The valley had been quiet all day, with no shots from Akins and Fulbright. Breckinridge hoped that the party of Blackfoot warriors finding their camp had been just a fluke and that no more of the savages would come along.
Somewhere, though, there was a village where those men belonged, and when they never returned, the rest of their band would grow curious and start to worry. It was likely they would send out a search party.
Breckinridge hoped he and his friends would have enough pelts and be gone before that happened.
One thing he had learned was that if he hung around anywhere long enough, something bad was bound to crop up.
* * *
The wagon rolled out of the livery barn in St. Louis not long after dawn.
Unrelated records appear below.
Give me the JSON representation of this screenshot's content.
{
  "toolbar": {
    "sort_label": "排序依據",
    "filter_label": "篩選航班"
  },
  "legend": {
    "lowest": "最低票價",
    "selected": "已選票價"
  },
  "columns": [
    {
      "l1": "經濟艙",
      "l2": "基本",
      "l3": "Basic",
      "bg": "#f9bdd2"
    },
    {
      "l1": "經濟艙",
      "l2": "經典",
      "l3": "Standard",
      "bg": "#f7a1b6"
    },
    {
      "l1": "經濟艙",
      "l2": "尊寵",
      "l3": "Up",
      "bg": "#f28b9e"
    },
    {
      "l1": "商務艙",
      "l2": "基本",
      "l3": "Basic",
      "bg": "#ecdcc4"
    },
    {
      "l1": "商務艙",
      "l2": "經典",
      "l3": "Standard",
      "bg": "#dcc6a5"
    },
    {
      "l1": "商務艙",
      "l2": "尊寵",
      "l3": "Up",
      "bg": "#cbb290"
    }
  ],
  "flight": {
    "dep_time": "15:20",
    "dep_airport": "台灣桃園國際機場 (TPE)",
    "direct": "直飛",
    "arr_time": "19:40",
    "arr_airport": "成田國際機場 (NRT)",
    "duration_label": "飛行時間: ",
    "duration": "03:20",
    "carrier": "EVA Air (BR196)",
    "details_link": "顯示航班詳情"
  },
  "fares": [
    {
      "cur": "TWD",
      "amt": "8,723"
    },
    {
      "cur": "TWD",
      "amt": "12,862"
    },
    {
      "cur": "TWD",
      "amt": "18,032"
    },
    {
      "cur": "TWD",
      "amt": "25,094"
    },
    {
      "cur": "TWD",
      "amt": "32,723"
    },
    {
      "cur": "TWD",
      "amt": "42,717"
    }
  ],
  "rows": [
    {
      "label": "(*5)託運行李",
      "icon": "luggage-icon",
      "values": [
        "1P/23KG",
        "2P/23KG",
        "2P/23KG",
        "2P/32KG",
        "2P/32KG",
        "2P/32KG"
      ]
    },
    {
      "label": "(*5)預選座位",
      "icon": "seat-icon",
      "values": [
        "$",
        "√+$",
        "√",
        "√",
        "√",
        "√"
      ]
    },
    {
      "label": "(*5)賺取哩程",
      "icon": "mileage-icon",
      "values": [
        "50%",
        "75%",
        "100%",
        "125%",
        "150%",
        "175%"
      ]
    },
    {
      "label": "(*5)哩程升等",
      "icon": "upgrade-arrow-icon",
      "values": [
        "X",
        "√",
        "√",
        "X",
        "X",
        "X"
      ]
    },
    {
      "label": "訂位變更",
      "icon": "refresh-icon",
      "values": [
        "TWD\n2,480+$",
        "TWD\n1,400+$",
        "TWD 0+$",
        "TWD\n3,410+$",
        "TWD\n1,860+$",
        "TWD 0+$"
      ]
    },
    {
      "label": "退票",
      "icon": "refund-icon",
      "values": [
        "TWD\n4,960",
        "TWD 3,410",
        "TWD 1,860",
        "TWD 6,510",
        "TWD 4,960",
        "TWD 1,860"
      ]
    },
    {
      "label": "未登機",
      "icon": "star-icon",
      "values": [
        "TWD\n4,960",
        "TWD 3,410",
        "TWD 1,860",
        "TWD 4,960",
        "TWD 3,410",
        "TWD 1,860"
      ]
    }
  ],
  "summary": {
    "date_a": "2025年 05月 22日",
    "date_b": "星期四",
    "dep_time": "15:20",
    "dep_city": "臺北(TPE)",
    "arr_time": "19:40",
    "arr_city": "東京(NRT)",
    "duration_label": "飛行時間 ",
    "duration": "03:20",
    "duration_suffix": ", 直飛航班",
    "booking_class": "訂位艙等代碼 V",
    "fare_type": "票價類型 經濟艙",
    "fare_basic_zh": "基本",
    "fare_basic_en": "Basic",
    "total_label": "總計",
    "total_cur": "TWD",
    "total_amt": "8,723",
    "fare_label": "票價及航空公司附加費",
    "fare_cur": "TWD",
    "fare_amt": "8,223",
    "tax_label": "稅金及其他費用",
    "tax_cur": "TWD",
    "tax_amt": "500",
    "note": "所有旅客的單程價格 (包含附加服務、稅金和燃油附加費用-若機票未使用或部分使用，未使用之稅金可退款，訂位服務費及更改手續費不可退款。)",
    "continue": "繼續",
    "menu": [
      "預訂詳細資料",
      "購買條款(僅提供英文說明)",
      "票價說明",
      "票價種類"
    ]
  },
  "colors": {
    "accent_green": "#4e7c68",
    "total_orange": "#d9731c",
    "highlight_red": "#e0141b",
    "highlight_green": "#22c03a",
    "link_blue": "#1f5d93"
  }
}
It was a sturdy vehicle, pulled by a team of six equally sturdy mules, and the back was filled with crates and sacks of supplies that were covered with canvas tied down at the corners.
Two men sat on the driver’s seat. The one handling the reins was roughly dressed and stick-thin, with a black hat shading his gaunt face.
The man beside him was heavy enough to have made two of the driver, but he didn’t give the
impression of being fat. Instead he looked powerful, filled with the sort of driving energy that made a man rich. The well-cut suit he wore, along with the wide straw hat, added to that appearance.
Balanced across his knees was the finest shotgun money could buy, its polished wood and brass gleaming in the early morning sunlight. Fingers like sausages closed around the stock.
Under the brim of the straw hat was a wide, moon face, flushed with good living and habitual anger. Coarse, graying, rust-colored hair stuck out from under the hat. The man’s pale gray eyes were set deep in pits of gristle. They watched as more than a dozen men on horseback moved up to the wagon and reined in.
One of them, who had white hair and a rugged, deeply tanned face, said, “We’re ready to go whenever you are, Mr. Ducharme.”
Otto Ducharme nodded. He asked in a slightly guttural voice, “You are all well-armed?”
“Yes, sir. You made it pretty clear that we need to be ready for trouble. You’ve got plenty of powder and shot in the back of that wagon, I expect.”
“Of course,” Ducharme snapped. “And everything else we will need for our journey.”
“You know,” the white-haired man ventured in a cautious tone, “it’s still not too late for you to leave this to us. There’s really no need for you to go traipsin’ all the way out there to the mountains or wherever it is we wind up.”
“No need?” Ducharme repeated. His beefy face slowly turned an even deeper shade of red. “There is every need. It was my son that man murdered. My boy who lies cold and dead in the ground because of that . . . that . . .”
In his rage, his words dissolved into a sputtering series of curses in his native German.
He had come to this country to make a life for himself and his wife. His father had been a Hessian, a mercenary soldier who had fought for the British during the war in which the Americans had won their freedom.